能は室町時代に成立した芸能です。
人々の精神活動がその時代独特の文化を生み出します。
先日も書きましたが、一遍上人が広めた踊念仏の影響もあり、この時代の庶民が信仰したのは浄土宗なのだと思います。
能は庶民の娯楽である猿楽から発展したということですので、この踊念仏に少なからずイメージを重ねてしまいます。
一方で、観阿弥を後援した足利義満の室町幕府は禅宗を保護しています。
先日書いたように、能は禅との関係性も指摘されています。
さらにいえば、世阿弥は「風姿花伝」の中の一文「一切は、陰陽の和するところの境を・・・」にあるように、陰陽道の影響も受けているようです。

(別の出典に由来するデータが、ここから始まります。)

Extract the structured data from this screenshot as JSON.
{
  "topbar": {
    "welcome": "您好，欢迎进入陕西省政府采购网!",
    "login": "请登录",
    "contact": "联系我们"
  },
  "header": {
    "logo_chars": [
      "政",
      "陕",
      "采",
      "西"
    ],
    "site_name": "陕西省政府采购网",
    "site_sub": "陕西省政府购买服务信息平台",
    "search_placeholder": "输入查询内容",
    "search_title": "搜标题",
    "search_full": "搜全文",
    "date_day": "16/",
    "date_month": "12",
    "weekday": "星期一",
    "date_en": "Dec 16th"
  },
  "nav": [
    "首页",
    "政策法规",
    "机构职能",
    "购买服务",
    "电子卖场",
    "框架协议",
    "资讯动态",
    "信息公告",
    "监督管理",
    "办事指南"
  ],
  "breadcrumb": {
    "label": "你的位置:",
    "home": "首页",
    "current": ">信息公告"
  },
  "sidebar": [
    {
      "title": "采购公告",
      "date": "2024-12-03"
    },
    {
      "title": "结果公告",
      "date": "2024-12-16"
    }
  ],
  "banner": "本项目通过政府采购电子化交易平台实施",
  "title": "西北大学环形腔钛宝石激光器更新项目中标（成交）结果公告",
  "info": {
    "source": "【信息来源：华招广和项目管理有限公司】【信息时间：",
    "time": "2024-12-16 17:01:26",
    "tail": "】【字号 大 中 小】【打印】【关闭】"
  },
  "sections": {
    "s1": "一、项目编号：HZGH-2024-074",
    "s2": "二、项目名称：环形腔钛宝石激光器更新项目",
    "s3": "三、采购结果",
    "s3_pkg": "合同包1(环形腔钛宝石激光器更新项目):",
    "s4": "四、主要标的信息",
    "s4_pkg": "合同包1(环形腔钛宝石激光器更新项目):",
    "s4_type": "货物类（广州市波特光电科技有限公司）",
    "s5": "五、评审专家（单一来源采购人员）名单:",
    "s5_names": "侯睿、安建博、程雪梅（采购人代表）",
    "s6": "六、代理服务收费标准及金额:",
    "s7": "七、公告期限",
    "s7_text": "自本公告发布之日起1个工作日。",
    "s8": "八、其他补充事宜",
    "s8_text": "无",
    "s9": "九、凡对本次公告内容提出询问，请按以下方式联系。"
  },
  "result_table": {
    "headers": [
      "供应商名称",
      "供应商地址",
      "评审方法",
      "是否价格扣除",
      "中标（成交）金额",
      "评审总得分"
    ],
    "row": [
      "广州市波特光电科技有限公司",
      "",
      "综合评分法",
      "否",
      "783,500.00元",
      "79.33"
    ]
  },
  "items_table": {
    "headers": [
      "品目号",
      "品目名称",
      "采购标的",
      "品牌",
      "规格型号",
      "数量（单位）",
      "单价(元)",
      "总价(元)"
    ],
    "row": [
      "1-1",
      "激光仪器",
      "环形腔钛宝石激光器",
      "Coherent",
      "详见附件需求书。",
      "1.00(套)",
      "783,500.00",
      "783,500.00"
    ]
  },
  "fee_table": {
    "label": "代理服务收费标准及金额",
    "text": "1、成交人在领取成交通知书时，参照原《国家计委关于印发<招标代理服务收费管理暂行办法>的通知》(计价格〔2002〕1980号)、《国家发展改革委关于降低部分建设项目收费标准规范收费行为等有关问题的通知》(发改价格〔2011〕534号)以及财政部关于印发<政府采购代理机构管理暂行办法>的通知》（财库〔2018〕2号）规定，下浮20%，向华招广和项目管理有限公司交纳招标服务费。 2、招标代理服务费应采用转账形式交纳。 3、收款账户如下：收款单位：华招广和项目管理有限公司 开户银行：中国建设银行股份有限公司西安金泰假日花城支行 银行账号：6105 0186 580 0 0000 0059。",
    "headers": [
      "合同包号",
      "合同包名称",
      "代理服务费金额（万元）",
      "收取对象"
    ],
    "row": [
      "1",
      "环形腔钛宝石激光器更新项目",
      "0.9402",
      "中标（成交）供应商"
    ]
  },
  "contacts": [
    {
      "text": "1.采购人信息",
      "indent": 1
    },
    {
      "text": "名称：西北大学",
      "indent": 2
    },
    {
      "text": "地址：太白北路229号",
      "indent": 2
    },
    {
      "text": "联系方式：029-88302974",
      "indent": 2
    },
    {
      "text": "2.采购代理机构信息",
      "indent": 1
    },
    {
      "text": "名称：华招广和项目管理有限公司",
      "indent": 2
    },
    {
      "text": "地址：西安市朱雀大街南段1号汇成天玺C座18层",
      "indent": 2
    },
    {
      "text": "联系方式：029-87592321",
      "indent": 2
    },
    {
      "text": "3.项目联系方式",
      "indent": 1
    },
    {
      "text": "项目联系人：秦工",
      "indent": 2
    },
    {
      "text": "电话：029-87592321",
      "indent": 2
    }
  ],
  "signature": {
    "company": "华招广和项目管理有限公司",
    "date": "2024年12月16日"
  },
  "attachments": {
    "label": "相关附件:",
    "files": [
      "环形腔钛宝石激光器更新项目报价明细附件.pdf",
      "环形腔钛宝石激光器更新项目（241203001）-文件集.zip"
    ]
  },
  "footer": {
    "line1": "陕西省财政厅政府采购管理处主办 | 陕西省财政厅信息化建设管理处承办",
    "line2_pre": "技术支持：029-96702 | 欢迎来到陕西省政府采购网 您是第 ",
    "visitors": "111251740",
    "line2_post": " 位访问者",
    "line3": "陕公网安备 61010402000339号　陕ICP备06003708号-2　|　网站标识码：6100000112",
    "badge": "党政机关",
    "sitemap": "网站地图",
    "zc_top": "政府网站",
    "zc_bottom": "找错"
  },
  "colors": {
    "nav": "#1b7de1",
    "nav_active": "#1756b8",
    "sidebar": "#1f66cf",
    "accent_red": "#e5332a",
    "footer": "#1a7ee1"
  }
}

鎌倉幕府が成立して武士の時代になってから、朝廷に所属していた陰陽師は、民間陰陽師として庶民の間に浸透して行ったようですので、それは考えられることだと思います。
なかなかに複雑で面白いですね。
昨日ご紹介したワキ役の安田登さんは、「身体感覚で「論語」を読みなおす。」という本を書いていらっしゃいますし、「寺子屋」と題するワークショップも主催されています。
この方は元々東洋思想を研究されていたようで、易経をいつも持ち歩いているとも書かれていますので、儒学を重んじられているように感じます。
安田さんが仰るには、室町時代から一度も途切れずに続いている芸能は、世界にも例がないのではないか、ということです。
ということは、その舞台から、室町時代の人々の精神に触れることができるわけで、すごいことだなと少し感動してしまいます。